Shpak ha costruito una carriera leggendaria studiando i mammiferi marini artici e subartici come ricercatore presso il prestigioso Istituto di ecologia ed evoluzione AN Severtsov di Mosca dell’Accademia delle scienze russa. Il suo lavoro ha ispirato alcune delle misure di conservazione delle balene più significative della Russia nell’ultimo decennio, comprese le protezioni per le teste di prua nel Mare di Okhotsk, uno specchio d’acqua delle dimensioni dell’Alaska sulla costa del Pacifico del paese. Ma nel febbraio dello scorso anno, proprio mentre Vladimir Putin si preparava a invadere il suo paese d’origine, l’Ucraina, Shpak se ne andò bruscamente, salutando alla fine la sua vita in Russia e le balene.

“C’erano relativamente pochissimi progetti in Russia volti a proteggere effettivamente i mammiferi marini, piuttosto che a sfruttarli”, mi ha detto Phil Clapham, un biologo in pensione e uno dei maggiori esperti di grandi balene. “E con la perdita di Olga in guerra, hanno perso uno degli assoluti, probabilmente il migliore di tutti.”

Oggi, Shpak sta lavorando in prima linea nella guerra, aiutando i gruppi umanitari senza scopo di lucro a fornire a civili e soldati di tutto, dalla biancheria intima e lacci emostatici a droni, stufe a legna e camioncini. Quando abbiamo parlato, le sirene delle bombe hanno suonato in sottofondo, un evento di routine per Shpak, che mi ha detto che la sua attenzione era stata completamente consumata dallo sforzo bellico. “Per fare scienza devi concentrarti”, ha detto. “Devi mettere il tuo cervello in una certa modalità. E quell’interruttore è rotto.
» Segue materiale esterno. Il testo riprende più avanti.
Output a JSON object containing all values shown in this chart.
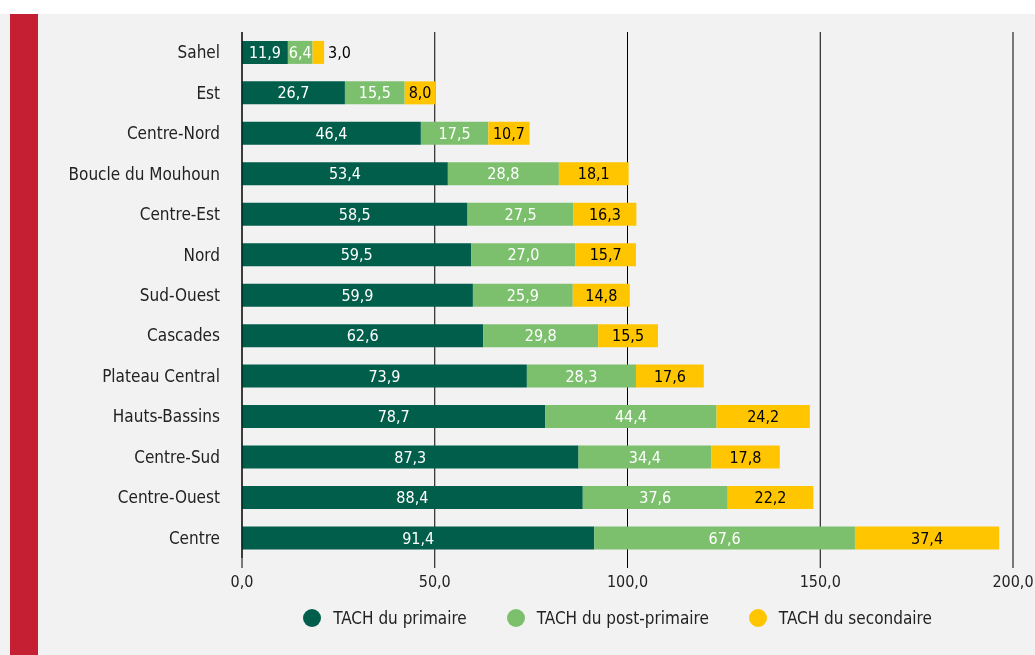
{
  "chart_data": {
    "type": "bar",
    "orientation": "horizontal",
    "stacked": true,
    "grid": "x",
    "legend": "bottom",
    "marker": "circle",
    "categories": [
      "Sahel",
      "Est",
      "Centre-Nord",
      "Boucle du Mouhoun",
      "Centre-Est",
      "Nord",
      "Sud-Ouest",
      "Cascades",
      "Plateau Central",
      "Hauts-Bassins",
      "Centre-Sud",
      "Centre-Ouest",
      "Centre"
    ],
    "series": [
      {
        "name": "TACH du primaire",
        "color": "#005e4b",
        "values": [
          11.9,
          26.7,
          46.4,
          53.4,
          58.5,
          59.5,
          59.9,
          62.6,
          73.9,
          78.7,
          87.3,
          88.4,
          91.4
        ],
        "value_labels": [
          "11,9",
          "26,7",
          "46,4",
          "53,4",
          "58,5",
          "59,5",
          "59,9",
          "62,6",
          "73,9",
          "78,7",
          "87,3",
          "88,4",
          "91,4"
        ]
      },
      {
        "name": "TACH du post-primaire",
        "color": "#7cc06e",
        "values": [
          6.4,
          15.5,
          17.5,
          28.8,
          27.5,
          27.0,
          25.9,
          29.8,
          28.3,
          44.4,
          34.4,
          37.6,
          67.6
        ],
        "value_labels": [
          "6,4",
          "15,5",
          "17,5",
          "28,8",
          "27,5",
          "27,0",
          "25,9",
          "29,8",
          "28,3",
          "44,4",
          "34,4",
          "37,6",
          "67,6"
        ]
      },
      {
        "name": "TACH du secondaire",
        "color": "#ffc600",
        "values": [
          3.0,
          8.0,
          10.7,
          18.1,
          16.3,
          15.7,
          14.8,
          15.5,
          17.6,
          24.2,
          17.8,
          22.2,
          37.4
        ],
        "value_labels": [
          "3,0",
          "8,0",
          "10,7",
          "18,1",
          "16,3",
          "15,7",
          "14,8",
          "15,5",
          "17,6",
          "24,2",
          "17,8",
          "22,2",
          "37,4"
        ]
      }
    ],
    "xlim": [
      0,
      200
    ],
    "xticks": [
      {
        "value": 0,
        "label": "0,0"
      },
      {
        "value": 50,
        "label": "50,0"
      },
      {
        "value": 100,
        "label": "100,0"
      },
      {
        "value": 150,
        "label": "150,0"
      },
      {
        "value": 200,
        "label": "200,0"
      }
    ]
  }
}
Shpak è una delle migliaia di ricercatori il cui lavoro di una vita è stato portato alla deriva dalla guerra, poiché lei e i suoi colleghi sono stati costretti a fuggire dalla regione o restare a combattere. Le collaborazioni internazionali con le istituzioni russe sono state sospese e gli scienziati di tutto il mondo mi dicono di aver abbandonato o modificato progetti, annullato conferenze, rinunciato alle forniture necessarie o perso finanziamenti. Anche i più grandi sforzi scientifici del mondo non sono stati risparmiati: all’inizio del 2022, ad esempio, l’Organizzazione europea per la ricerca nucleare, o CERN, che gestisce il Large Hadron Collider, l’acceleratore di particelle più potente del mondo, ha dichiarato che “non si sarebbe impegnata in nuove collaborazioni” con la Russia “fino a nuovo avviso”. Allo stesso modo, dopo essere stata sanzionata da Stati Uniti, Unione Europea e Canada, la Russia ha dichiarato l’anno scorso che prevede di lasciare la Stazione Spaziale Internazionale quando il suo attuale accordo terminerà nel 2024, il che significa che il programma perderebbe uno dei suoi membri principali. (A fine aprile, la Russia ha fatto marcia indietro, dicendo che sarebbe rimasta fino al 2028.)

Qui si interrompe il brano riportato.